Os advogados que representam a NewRays querem que o caso seja arquivado, e para isso citam, entre outros argumentos, a Lei do Direito à Mineração. Recentemente, o mesmo juiz que supervisiona o processo decidiu em outro caso que uma lei local que restringia o ruído em uma operação relacionada provavelmente seria discriminatória, violando a legislação estadual. Um dos advogados da NewRays contestou as alegações feitas por Anderson e outros moradores, dizendo ao “Times” que a empresa aguarda ansiosamente para se defender no tribunal. Quanto ao processo na operação relacionada, da qual a NewRays é parceira, o advogado afirmou que a mina é um “vizinho responsável” e espera encontrar outras maneiras “de retribuir à comunidade”.

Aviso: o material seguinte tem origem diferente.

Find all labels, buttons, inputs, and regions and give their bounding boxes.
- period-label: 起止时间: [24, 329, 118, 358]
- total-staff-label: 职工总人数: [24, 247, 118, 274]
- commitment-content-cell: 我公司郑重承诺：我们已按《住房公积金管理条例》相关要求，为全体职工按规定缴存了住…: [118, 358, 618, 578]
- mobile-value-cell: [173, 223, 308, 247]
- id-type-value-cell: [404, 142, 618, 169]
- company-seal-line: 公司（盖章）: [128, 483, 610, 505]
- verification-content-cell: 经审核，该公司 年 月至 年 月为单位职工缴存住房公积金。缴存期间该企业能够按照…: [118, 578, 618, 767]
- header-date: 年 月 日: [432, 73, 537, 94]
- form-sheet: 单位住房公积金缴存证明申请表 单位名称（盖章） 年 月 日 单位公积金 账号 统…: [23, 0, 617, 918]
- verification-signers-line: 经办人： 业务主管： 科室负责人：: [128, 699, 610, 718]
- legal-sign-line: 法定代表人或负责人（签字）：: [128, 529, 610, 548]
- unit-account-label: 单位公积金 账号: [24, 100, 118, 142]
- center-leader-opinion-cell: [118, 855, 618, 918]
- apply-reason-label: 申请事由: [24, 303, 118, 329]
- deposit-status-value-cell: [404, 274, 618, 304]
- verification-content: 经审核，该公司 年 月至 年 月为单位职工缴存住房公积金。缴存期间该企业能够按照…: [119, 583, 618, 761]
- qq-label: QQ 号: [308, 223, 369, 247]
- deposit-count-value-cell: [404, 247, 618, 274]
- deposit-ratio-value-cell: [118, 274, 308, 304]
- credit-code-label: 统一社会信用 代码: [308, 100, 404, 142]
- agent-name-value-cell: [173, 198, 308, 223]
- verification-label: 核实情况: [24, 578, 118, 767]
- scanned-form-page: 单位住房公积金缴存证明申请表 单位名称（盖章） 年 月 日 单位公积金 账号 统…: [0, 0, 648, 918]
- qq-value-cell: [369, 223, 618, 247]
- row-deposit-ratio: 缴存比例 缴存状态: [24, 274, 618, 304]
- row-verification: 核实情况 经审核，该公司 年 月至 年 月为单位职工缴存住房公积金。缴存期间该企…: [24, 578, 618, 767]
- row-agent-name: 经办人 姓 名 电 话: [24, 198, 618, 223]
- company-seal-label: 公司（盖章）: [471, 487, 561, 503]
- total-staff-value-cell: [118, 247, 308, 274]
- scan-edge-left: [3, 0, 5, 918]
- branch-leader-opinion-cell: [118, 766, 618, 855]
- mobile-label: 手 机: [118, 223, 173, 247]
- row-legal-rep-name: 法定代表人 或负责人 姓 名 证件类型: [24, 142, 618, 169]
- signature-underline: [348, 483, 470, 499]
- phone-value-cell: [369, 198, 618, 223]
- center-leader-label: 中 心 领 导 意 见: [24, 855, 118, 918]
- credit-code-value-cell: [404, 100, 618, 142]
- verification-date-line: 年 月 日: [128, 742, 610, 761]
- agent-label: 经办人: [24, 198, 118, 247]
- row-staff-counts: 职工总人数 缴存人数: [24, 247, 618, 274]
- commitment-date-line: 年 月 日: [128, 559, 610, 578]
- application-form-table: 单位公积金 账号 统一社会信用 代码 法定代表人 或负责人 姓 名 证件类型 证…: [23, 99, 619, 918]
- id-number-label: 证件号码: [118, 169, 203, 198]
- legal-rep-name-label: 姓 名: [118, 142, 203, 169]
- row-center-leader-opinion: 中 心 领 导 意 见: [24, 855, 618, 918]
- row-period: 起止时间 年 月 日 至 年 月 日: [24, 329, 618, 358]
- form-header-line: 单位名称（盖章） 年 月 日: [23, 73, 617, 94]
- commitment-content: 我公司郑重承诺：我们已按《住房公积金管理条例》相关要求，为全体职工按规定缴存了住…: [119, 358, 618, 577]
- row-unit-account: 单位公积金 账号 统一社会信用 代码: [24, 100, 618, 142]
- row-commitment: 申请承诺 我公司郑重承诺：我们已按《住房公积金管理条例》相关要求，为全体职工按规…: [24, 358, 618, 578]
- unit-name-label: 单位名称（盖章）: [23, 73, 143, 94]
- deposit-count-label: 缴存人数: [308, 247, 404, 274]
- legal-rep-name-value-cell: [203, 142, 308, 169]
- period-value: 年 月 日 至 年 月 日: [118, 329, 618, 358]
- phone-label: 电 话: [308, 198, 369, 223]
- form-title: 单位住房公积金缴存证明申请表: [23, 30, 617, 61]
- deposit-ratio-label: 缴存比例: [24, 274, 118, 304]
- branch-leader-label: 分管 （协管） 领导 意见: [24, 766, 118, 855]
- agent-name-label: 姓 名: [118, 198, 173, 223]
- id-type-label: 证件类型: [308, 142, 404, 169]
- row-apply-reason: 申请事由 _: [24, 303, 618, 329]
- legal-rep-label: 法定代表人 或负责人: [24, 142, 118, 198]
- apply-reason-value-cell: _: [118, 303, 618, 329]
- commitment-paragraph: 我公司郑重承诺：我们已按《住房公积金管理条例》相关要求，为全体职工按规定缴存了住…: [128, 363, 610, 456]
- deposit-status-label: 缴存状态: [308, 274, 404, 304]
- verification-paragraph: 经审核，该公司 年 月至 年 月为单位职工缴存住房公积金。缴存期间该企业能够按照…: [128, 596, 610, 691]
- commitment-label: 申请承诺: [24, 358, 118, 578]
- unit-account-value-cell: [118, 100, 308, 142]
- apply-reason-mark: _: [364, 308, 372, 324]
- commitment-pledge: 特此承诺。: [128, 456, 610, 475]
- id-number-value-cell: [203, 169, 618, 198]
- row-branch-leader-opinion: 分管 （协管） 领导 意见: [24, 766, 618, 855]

Depois da assinatura da lei pela governadora Sarah Huckabee Sanders em abril, 49 dos 76 condados do estado promulgaram decretos limitando os níveis de ruído em centros de dados, incluindo operações de mineração de criptomoedas, antes que a lei entrasse em vigor em agosto, segundo a Associação dos Condados do Arkansas. A legalidade dessas portarias e a incapacidade dos governos locais de regular a indústria agora são centrais na luta entre os moradores e os operadores de bitcoins, com algumas autoridades eleitas que votaram a favor da lei estadual agora se opondo a ela.
“Não houve uma explicação sobre a natureza dessas minas de criptomoedas e como elas podem causar um ruído insuportável, sem consideração pelos vizinhos nem pela vida selvagem”, escreveu em um e-mail o deputado Jeremiah Moore, republicano cujo distrito inclui uma operação de bitcoins, acrescentando que o projeto de lei de mineração foi promovido de maneira desonesta para proteger uma indústria que criaria empregos e beneficiaria as comunidades vizinhas. Recentemente, ele se juntou a vários outros legisladores para elaborar uma proposta de proibição estadual da mineração de criptomoedas em nível industrial.
O senador Joshua Bryant, republicano copatrocinador da legislação pró-mineração, declarou em entrevista que a lei visa proteger os direitos de propriedade dos mineradores de bitcoins e que acredita que grande parte da resistência é resultado de um sentimento antichinês equivocado.
Bryant disse que está explorando a possibilidade de uma lei sobre o ruído em todo o estado “para lidar com possíveis danos à saúde e à segurança dos cidadãos do estado” e que, “em última análise, temos de continuar descobrindo como conviver com nossos vizinhos”. O principal patrocinador da lei, o deputado Rick McClure, também republicano, não respondeu aos pedidos de comentário do “Times”.
Uma das principais apoiadoras da legislação foi a Cryptic Farms, empresa de mineração de bitcoins administrada por Cameron Baker, natural do Arkansas. Este afirmou que sua empresa não previu que “atores mal-intencionados” pudessem explorar a lei: “Não estava realmente em nosso radar que alguém viesse logo depois da aprovação desse projeto de lei e se apresentasse como um vilão perfeito que faz tudo errado.”
Tom Harford, executivo da Cryptic Farms que lidera o Conselho de Blockchain do Arkansas, grupo do setor, comentou que lamenta colocar os moradores numa posição “em que eles não têm recurso” e que “nenhuma lei é perfeita”.
Em Greenbrier, enquanto o processo continua, Anderson afirmou que ela e seus vizinhos têm lutado para pagar o advogado. Um evento de angariação de fundos em outubro uniu a comunidade, mas o valor arrecadado mal fez diferença em relação à dívida. Ainda assim, ela disse que, enquanto puderem pagar, vão continuar lutando contra a mina. “Não quero ser expulsa da minha casa.”